Project PEARLS and the Children of Ulingan
She is living a good and comfortable life. She could continue to build a successful and prosperous life in the States, but this generous soul keeps on returning to the Philippines to help and serve the poorest of the poor. She didn’t have to but she felt it was her calling. She and her daughter Francesca founded a small and private outreach program that helps uplift the lives of a slum community located on a garbage dumpsite in Ulingan, Tondo. Her name is Melissa Villa, a Filipino-American based in the San Francisco Bay Area.
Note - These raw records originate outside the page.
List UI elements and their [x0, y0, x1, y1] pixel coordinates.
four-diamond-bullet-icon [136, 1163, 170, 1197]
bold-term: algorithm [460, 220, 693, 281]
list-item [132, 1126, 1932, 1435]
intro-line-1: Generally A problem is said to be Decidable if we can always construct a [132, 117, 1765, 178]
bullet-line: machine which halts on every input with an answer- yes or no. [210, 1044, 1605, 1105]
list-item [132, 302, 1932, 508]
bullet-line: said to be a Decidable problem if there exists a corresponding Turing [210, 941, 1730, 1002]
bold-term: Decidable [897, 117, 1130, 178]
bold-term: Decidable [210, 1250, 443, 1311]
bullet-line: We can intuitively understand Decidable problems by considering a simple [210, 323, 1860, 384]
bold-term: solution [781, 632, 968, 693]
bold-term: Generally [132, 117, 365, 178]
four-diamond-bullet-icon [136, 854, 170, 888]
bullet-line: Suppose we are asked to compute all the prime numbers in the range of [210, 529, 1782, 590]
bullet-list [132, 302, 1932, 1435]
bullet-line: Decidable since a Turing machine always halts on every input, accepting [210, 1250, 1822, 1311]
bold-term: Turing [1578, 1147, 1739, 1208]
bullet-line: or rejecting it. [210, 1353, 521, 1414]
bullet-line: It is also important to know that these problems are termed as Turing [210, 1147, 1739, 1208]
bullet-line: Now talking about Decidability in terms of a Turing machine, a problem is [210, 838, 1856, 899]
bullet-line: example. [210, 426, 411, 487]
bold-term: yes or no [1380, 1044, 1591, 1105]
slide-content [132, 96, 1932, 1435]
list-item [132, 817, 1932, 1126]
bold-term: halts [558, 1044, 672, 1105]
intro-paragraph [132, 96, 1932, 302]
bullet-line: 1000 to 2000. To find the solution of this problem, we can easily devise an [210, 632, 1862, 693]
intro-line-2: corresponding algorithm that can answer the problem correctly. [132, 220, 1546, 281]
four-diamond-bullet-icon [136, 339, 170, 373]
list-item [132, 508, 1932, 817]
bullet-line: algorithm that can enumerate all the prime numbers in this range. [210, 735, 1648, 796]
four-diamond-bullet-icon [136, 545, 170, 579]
Melissa Villa, together with her daughter, Francesca founded Project PEARLS over four years ago but for two and half years now, the focus of their outreach efforts is to help the children of Ulingan have a better life through PEARLS: Peace, Education, Aspiration, Respect, Love, Smiles. Project PEARLS, a US-based non-profit, non-governmental organization (NGO) doing outreach work in Ulingan, an impoverished slum community in Tondo, Manila, is getting the recognition and support it deserved from all over the world.
It started with me and my daughter. We just wanted to give out school supplies to the squatter areas where I grew up. Until I was introduced to the children of Ulingan”, says Villa.
Ulingan comes from the word “uling,” which means charcoal. Ulingan is a small slum community in Tondo, Manila that sits on a dumpsite that is surrounded by charcoal factories that emit toxic smoke. There is very limited access to electricity, toilets and sanitation. Children and families have no choice but to live amongst the soot, garbage, mosquitoes, flies and vermin all day and night. The common meal is “pagpag” – leftover food from fast-food restaurants scavenged from garbage sites. “Pagpag” means to shake off the dirt and sometimes maggots in the food.
Project PEARLS operates various outreach programs for the children of Ulingan, including a feeding program where it serves a hot and nutritious to over 250 children every Saturday; after the feeding, its volunteers offers tutorial and homework, arts and crafts, singing and dancing through its Brain Booster Program.
This NGO believes that education may be the only the way out of poverty for these children. In 2010, they built a day care center in Ulingan where 70 nursery and kindergarten scholars attend. In total, they have over 200 scholars from pre-school to high school.
“I want these children to finish grade school, high school, college.”, Villa comments, “We want to help them make their dreams a reality. Because most of them want to be teachers, lawyers, and doctors. So we want to help them throughout their lives as much as we can.”.
They also run special activities for children on the birthdays. Their Birthday Program gives the children of Ulingan the chance to celebrate their birthdays, celebrate their lives. Living in extreme poverty, there are several children who do not celebrate or even remember their own birthdays.
In 2011, Melissa Villa and her Project PEARLS made it to Manila Bulletin’s list of 10 inspiring people of 2011 who made the impossible happen with their faith, talent, and determination. In January 2012, National Geographic online did a story about Ulingan and how Project PEARLS is trying to help keep children in school, and improve the living conditions in the Ulingan community. LEGO Foundation in Denmark supports Project PEARLS’ Brain Booster program and has donated several boxes of LEGO toys. For its humanitarian efforts, Project PEARLS was given recognition as a finalist in the 2012 GawadGeny Lopez Jr. Global Bayaning Pilipino Award. Project PEARLS have been featured in different documentary shows by TV networks, ABS-CBN and GMA. “Power ngPinoy”, an award-winning TV program which airs on GMA Pinoy TV, recently featured the inspiring story of its founder, Melissa Villa.
“Project PEARLS is not a fancy outreach ministry; it is nothing large or grandiose; it doesn’t compete or seek for glory. We just simply want to feed the hungry, clothe the naked and hold the hands of those who hurt.” – as written on their Facebook page.
Juan Villa, Melissa’s brother together with their amazing and dedicated volunteers runs the weekly outreach activities at Ulingan.
“Rain or shine, flood and mud, trash and flies, soot and smoke – nothing can really stop these amazing Project Pearls volunteers from going to Ulingan every Saturday morning. Their unconditional love and genuine compassion for humanity humbles me greatly.” Villa said in her Facebook post.
Melissa Villa, a truly inspiring Filipina, and all the volunteers of Project PEARLS…’Yan ang Power ngPinoy!